Last month, public utility commissioners in that super-sunny state put the chill on the burgeoning rooftop solar market by imposing steep monthly fees on solar customers while slashing the compensation they are paid for the excess power they return to the grid. In so doing, Nevada made it virtually unaffordable for the typical homeowner to install solar panels. Good going, guys.
Commissioners in California, by comparison, have crafted a reasonable proposal that makes solar users pay to draw power from the grid when the sun doesn't shine, while maintaining a healthy credit for the power they contribute during the day. The PUC is set to take a final vote on this proposal next week, but the state's three big electric utilities — Southern California Edison, San Diego Gas & Electric and Pacific Gas & Electric — are agitating for last-minute changes to squeeze more money out of solar users.
These customers can afford it, the utilities argue, now that a key federal tax credit for solar power has been renewed. Congress surprised the solar industry in December by extending a 30% credit for the installation of solar-power equipment that was set to expire this year. Besides, the utilities claim, the current proposal is not fair because it would make all ratepayers subsidize the rich people who can afford to go solar. This argument might have seemed reasonable in, say, 1995, when solar panels really were out of most people's reach. Not so today, when the tax credit and new business models are making solar setups affordable to homeowners of all income levels. As the market grows, it should become even more affordable.

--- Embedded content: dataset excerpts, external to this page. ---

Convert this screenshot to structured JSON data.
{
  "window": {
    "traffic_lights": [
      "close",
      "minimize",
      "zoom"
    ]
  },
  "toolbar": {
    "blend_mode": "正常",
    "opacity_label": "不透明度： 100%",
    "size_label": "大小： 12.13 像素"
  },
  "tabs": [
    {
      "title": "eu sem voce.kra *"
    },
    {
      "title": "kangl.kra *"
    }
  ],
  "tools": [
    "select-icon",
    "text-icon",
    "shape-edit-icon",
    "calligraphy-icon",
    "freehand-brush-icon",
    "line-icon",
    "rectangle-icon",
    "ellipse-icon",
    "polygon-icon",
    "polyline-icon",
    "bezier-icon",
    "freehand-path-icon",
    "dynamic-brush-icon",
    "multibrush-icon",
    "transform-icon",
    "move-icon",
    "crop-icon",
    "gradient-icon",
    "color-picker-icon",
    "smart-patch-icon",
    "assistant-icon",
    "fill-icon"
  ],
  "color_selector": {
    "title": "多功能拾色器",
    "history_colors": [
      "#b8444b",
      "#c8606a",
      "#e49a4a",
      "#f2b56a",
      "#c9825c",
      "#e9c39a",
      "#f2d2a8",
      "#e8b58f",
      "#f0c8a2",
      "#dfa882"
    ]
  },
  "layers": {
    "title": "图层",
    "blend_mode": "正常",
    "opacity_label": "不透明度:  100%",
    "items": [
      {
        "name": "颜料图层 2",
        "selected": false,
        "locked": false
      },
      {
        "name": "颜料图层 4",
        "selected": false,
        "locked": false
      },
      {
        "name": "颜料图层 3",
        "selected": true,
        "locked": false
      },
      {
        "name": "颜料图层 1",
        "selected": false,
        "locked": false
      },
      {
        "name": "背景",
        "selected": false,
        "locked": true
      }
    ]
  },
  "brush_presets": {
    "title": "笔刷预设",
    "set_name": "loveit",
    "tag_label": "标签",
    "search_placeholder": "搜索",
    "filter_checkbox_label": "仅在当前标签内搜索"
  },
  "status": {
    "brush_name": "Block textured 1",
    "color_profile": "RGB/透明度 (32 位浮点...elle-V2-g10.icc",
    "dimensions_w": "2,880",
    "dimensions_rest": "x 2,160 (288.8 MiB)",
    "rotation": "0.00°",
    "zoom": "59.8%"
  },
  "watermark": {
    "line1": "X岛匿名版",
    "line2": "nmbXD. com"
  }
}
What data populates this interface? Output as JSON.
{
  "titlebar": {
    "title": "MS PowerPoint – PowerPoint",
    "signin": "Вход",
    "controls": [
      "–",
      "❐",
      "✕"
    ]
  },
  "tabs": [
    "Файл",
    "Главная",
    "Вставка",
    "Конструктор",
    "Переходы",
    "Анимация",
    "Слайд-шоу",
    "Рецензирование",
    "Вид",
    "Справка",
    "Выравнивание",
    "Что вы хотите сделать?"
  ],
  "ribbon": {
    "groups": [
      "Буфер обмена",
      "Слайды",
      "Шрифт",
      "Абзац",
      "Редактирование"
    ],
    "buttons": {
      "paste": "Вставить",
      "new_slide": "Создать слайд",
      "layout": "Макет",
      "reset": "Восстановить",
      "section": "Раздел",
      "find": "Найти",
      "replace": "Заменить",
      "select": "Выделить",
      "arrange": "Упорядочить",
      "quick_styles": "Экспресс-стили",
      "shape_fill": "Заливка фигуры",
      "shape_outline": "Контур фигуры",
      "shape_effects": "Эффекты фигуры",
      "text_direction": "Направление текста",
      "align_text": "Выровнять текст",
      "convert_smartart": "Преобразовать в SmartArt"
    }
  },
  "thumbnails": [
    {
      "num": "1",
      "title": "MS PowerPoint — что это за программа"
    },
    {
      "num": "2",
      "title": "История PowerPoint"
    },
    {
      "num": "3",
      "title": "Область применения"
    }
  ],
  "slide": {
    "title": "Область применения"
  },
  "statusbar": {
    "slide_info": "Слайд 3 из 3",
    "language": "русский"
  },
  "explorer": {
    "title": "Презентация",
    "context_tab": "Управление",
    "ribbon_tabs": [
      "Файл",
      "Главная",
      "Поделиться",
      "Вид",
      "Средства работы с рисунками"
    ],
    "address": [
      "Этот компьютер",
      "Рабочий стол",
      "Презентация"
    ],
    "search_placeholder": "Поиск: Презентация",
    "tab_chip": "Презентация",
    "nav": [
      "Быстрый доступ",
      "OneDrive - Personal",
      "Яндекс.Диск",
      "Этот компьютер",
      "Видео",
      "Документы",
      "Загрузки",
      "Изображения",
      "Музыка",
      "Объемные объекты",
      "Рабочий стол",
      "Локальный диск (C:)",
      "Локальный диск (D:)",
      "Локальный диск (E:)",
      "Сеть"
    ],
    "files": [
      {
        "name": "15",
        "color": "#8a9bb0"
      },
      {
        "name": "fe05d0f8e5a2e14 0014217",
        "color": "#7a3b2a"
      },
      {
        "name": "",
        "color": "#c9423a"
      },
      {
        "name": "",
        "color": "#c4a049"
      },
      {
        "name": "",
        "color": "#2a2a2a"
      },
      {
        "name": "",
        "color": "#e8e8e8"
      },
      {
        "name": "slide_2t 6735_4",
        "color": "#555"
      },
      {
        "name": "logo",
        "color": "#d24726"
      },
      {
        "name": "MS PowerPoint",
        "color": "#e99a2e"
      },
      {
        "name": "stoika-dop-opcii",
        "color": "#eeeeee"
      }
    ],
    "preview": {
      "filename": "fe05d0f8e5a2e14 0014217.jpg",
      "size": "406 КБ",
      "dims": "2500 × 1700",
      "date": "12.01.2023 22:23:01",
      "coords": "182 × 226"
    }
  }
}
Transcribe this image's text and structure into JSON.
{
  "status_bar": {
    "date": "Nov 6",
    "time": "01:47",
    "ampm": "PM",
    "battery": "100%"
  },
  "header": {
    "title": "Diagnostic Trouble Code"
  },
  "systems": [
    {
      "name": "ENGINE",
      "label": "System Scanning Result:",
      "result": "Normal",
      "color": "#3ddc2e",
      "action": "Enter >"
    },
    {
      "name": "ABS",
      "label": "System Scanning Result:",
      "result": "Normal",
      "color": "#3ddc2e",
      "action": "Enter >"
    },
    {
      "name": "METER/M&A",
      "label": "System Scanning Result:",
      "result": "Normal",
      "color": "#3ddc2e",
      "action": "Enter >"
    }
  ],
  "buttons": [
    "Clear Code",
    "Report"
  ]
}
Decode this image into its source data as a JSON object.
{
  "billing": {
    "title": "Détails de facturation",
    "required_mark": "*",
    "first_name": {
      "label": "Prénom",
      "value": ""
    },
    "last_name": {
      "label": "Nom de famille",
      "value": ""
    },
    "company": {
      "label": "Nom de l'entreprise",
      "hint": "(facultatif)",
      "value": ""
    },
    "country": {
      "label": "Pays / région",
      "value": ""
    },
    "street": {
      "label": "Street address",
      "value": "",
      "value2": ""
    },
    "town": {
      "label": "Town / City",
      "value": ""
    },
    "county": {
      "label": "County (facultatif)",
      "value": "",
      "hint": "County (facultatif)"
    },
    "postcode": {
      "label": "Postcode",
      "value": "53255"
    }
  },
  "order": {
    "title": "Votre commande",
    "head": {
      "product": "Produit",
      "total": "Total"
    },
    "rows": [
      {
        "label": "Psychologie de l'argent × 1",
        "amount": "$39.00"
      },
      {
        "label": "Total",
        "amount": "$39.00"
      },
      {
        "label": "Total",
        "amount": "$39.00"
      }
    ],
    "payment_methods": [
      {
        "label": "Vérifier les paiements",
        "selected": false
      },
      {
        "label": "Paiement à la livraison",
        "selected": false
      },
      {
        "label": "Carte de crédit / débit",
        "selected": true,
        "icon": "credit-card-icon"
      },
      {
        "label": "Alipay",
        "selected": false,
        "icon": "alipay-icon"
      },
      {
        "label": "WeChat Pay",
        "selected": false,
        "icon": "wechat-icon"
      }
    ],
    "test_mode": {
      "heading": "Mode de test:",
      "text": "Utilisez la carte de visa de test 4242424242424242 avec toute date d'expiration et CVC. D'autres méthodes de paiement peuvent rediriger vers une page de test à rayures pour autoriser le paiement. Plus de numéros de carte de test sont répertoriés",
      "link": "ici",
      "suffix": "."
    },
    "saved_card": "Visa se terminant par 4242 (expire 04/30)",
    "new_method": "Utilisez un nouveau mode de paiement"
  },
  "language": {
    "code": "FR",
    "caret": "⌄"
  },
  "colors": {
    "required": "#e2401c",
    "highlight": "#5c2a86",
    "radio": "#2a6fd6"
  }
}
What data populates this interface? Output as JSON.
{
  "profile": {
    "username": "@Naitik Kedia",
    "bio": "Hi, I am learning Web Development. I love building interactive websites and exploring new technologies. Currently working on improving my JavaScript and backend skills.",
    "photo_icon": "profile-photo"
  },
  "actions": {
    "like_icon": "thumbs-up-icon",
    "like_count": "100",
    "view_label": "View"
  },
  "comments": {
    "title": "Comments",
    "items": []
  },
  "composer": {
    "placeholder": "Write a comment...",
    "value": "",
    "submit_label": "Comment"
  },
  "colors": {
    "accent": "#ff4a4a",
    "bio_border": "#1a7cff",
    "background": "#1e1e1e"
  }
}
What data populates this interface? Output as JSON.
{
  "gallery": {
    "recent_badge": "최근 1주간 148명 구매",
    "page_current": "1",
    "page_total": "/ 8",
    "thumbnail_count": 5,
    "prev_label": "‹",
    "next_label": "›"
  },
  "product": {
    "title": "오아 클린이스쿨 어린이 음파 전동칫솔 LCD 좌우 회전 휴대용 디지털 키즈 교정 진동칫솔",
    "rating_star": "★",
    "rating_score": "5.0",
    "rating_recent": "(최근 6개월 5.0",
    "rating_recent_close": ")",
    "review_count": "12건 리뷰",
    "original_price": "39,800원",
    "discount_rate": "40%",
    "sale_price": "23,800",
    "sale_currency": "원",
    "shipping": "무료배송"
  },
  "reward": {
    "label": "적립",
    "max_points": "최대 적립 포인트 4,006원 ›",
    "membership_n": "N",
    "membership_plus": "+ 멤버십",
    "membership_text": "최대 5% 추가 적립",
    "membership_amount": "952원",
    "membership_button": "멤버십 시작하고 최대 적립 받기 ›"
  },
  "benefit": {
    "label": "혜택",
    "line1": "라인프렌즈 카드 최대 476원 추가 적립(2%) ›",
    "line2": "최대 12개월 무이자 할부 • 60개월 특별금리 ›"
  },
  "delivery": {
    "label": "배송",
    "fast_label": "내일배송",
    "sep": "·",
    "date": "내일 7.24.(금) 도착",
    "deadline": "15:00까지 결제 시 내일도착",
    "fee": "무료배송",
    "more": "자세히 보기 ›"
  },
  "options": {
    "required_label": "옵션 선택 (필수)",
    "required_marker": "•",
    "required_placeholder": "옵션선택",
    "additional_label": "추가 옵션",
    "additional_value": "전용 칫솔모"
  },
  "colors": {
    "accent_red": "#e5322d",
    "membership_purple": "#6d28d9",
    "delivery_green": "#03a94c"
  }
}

Nor is it clear how much, if any, subsidy the proposed rates would provide to solar users, given the changing price of panels and innovation in business models. What we do know is that every kilowatt generated by rooftop solar panels in Sylmar or Stockton means one kilowatt that didn't come from nonrenewable sources. Furthermore, the solar industry makes the case that extra power generated by a home with rooftop solar and sold to neighbors reduces the cost of transmitting power into that community. In any case, there is always a cost to worthwhile investments. And keeping solar affordable will pay off for all Californians, whether they decide to switch or not, by reducing greenhouse gases and, potentially, the need for new power plants. Interestingly, Southern California Edison cited that same sort of shared benefit last week when it touted its $355-million plan to build 30,000 electric charging stations paid for by ratepayers — all of them, not just those who own electric vehicles.
Transitioning to renewable energy requires regulators to strike a delicate balance, providing incentives that drive investment without placing undue burden on everyone else. Nevada didn't find the right balance. In its current proposal, the CPUC did.